Mogroside V Ameliorates Spinal Cord Injury by Inhibiting M1 Microglia Polarization

Spinal cord injury (SCI) constitutes a severe disorder of the central nervous system that is usually caused by external traumatic forces that damage the spinal cord’s structure and disrupt its normal functions. SCI is characterized by a high disability rate and limited treatment options. The current treatments include surgery, medication, and rehabilitation. Additionally, some traditional Chinese medicines and their ingredients have shown potential effects in the treatment of SCI. Mogroside-V (Mog-V), derived from Siraitia grosvenorii, displays a range of biological functions, such as anti-inflammatory effects, antitumor actions, and antioxidant potential.
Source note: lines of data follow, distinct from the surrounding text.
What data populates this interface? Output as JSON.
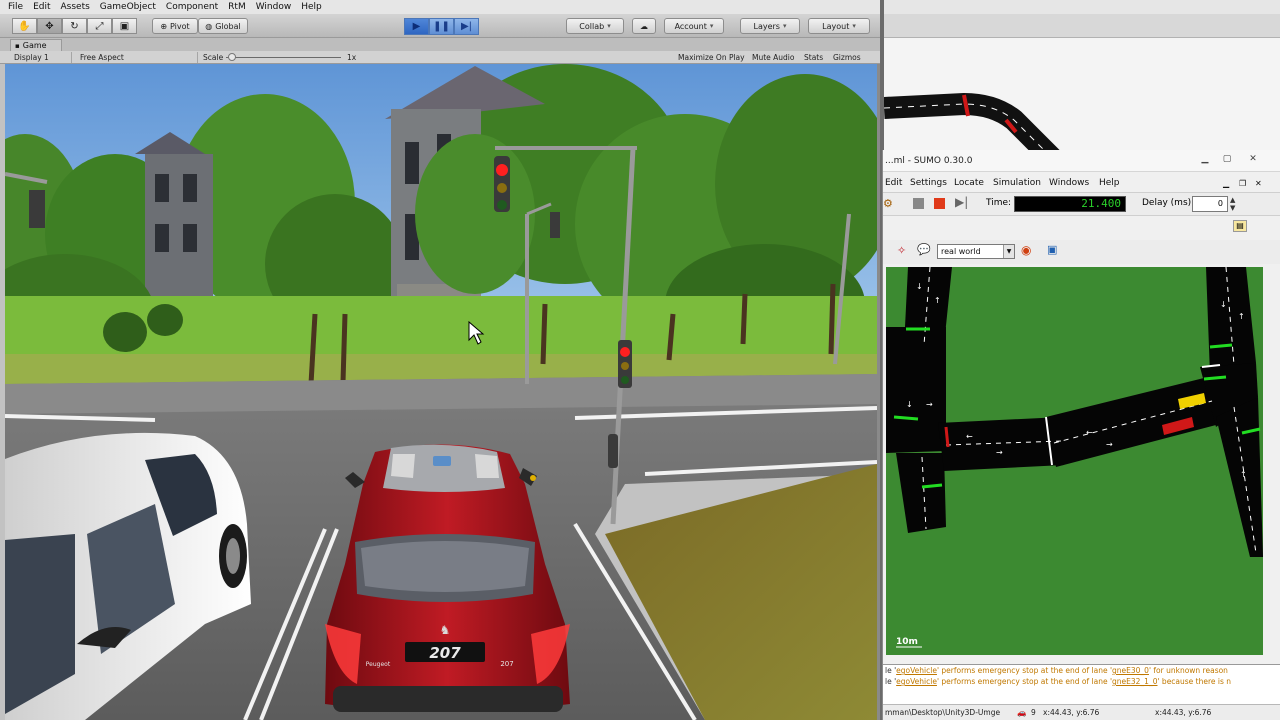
{
  "unity": {
    "menu": [
      "File",
      "Edit",
      "Assets",
      "GameObject",
      "Component",
      "RtM",
      "Window",
      "Help"
    ],
    "toolbar": {
      "tools": [
        "hand-icon",
        "move-icon",
        "rotate-icon",
        "scale-icon",
        "rect-icon"
      ],
      "pivot": "Pivot",
      "global": "Global",
      "collab": "Collab",
      "account": "Account",
      "layers": "Layers",
      "layout": "Layout"
    },
    "game_tab": "Game",
    "game_bar": {
      "display": "Display 1",
      "aspect": "Free Aspect",
      "scale_label": "Scale",
      "scale_value": "1x",
      "maximize": "Maximize On Play",
      "mute": "Mute Audio",
      "stats": "Stats",
      "gizmos": "Gizmos"
    },
    "scene": {
      "plate_text": "207",
      "plate_small": "207",
      "badge_text": "Peugeot"
    }
  },
  "sumo": {
    "title": "...ml - SUMO 0.30.0",
    "menu": [
      "Edit",
      "Settings",
      "Locate",
      "Simulation",
      "Windows",
      "Help"
    ],
    "time_label": "Time:",
    "time_value": "21.400",
    "delay_label": "Delay (ms):",
    "delay_value": "0",
    "view_option": "real world",
    "scale_label": "10m",
    "messages": [
      {
        "pre": "le '",
        "veh": "egoVehicle",
        "mid": "' performs emergency stop at the end of lane '",
        "lane": "gneE30_0",
        "post": "' for unknown reason"
      },
      {
        "pre": "le '",
        "veh": "egoVehicle",
        "mid": "' performs emergency stop at the end of lane '",
        "lane": "gneE32_1_0",
        "post": "' because there is n"
      }
    ],
    "status": {
      "path": "mman\\Desktop\\Unity3D-Umge",
      "count": "9",
      "coords1": "x:44.43, y:6.76",
      "coords2": "x:44.43, y:6.76"
    }
  },
  "colors": {
    "grass_sumo": "#3c8a31",
    "road_sumo": "#0a0a0a",
    "car_red": "#a8141e",
    "time_green": "#2ad02a"
  }
}
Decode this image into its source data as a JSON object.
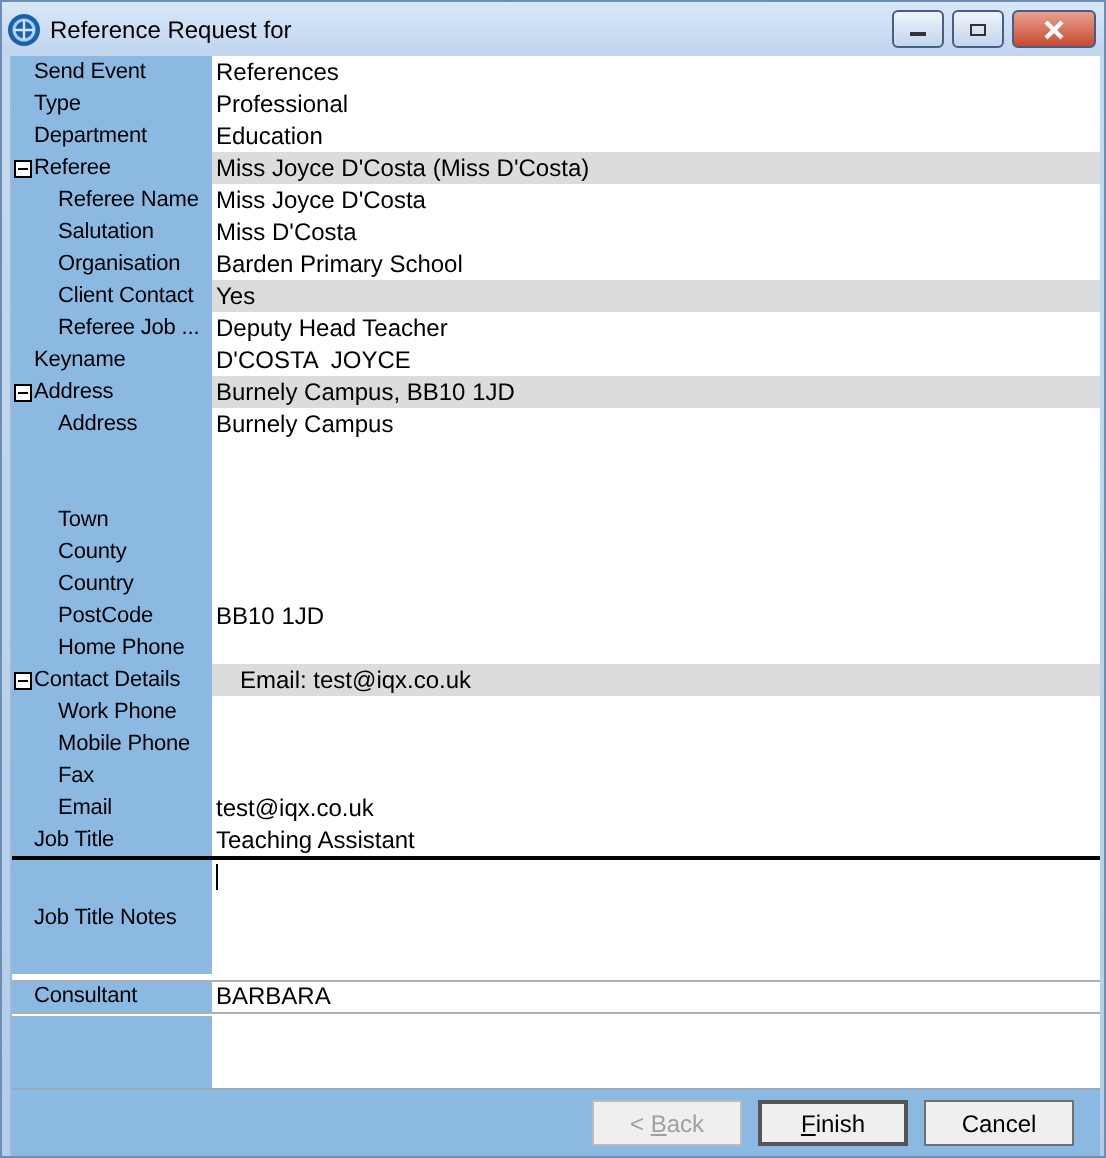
{
  "window": {
    "title": "Reference Request for"
  },
  "properties": [
    {
      "label": "Send Event",
      "value": "References",
      "highlighted": false
    },
    {
      "label": "Type",
      "value": "Professional",
      "highlighted": false
    },
    {
      "label": "Department",
      "value": "Education",
      "highlighted": false
    },
    {
      "label": "Referee",
      "value": "Miss Joyce D'Costa (Miss D'Costa)",
      "highlighted": true,
      "expanded": true,
      "children": [
        {
          "label": "Referee Name",
          "value": "Miss Joyce D'Costa",
          "highlighted": false
        },
        {
          "label": "Salutation",
          "value": "Miss D'Costa",
          "highlighted": false
        },
        {
          "label": "Organisation",
          "value": "Barden Primary School",
          "highlighted": false
        },
        {
          "label": "Client Contact",
          "value": "Yes",
          "highlighted": true
        },
        {
          "label": "Referee Job ...",
          "value": "Deputy Head Teacher",
          "highlighted": false
        }
      ]
    },
    {
      "label": "Keyname",
      "value": "D'COSTA  JOYCE",
      "highlighted": false
    },
    {
      "label": "Address",
      "value": "Burnely Campus, BB10 1JD",
      "highlighted": true,
      "expanded": true,
      "children": [
        {
          "label": "Address",
          "value": "Burnely Campus",
          "highlighted": false,
          "kind": "multiline"
        },
        {
          "label": "Town",
          "highlighted": false
        },
        {
          "label": "County",
          "highlighted": false
        },
        {
          "label": "Country",
          "highlighted": false
        },
        {
          "label": "PostCode",
          "value": "BB10 1JD",
          "highlighted": false
        },
        {
          "label": "Home Phone",
          "highlighted": false
        }
      ]
    },
    {
      "label": "Contact Details",
      "value": "Email: test@iqx.co.uk",
      "highlighted": true,
      "expanded": true,
      "children": [
        {
          "label": "Work Phone",
          "highlighted": false
        },
        {
          "label": "Mobile Phone",
          "highlighted": false
        },
        {
          "label": "Fax",
          "highlighted": false
        },
        {
          "label": "Email",
          "value": "test@iqx.co.uk",
          "highlighted": false
        }
      ]
    },
    {
      "label": "Job Title",
      "value": "Teaching Assistant",
      "highlighted": false
    }
  ],
  "notes": {
    "label": "Job Title Notes",
    "focused": true
  },
  "consultant": {
    "label": "Consultant",
    "value": "BARBARA"
  },
  "buttons": [
    {
      "label_before_key": "< ",
      "access_key": "B",
      "label_after_key": "ack",
      "disabled": true,
      "default": false
    },
    {
      "access_key": "F",
      "label_after_key": "inish",
      "disabled": false,
      "default": true
    },
    {
      "label": "Cancel",
      "disabled": false,
      "default": false
    }
  ]
}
However, the effect and fundamental mechanism of Mog-V on SCI remain unclear. In this study, we established a spinal cord contusion model in C57BL/6 mice to evaluate the effects of Mog-V. The results revealed that Mog-V effectively improved lower limb motor function after SCI in mice. Mog-V inhibited pro-inflammatory macrophage/microglia polarization in vivo and reduced the secretion levels of macrophage/microglia-associated pro-inflammatory cytokines, including interleukin (IL)-12, IL-6, IL-1β, and tumor necrosis factor-α (TNF-α). Mog-V effectively inhibited M1 microglial polarization and the release of their associated pro-inflammatory cytokines in vitro. Mog-V also inhibited the phosphorylation of P65, P38, JNK, and ERK proteins in vitro and P38, JNK, and ERK proteins in vivo. Overall, Mog-V may improve SCI by inhibiting M1 microglia/pro-inflammatory macrophage polarization and reducing the release of inflammatory cytokines via the mitogen-activated protein kinase (MAPK) and NF-κB signaling pathways, highlighting the potential use of Mog-V for SCI treatment.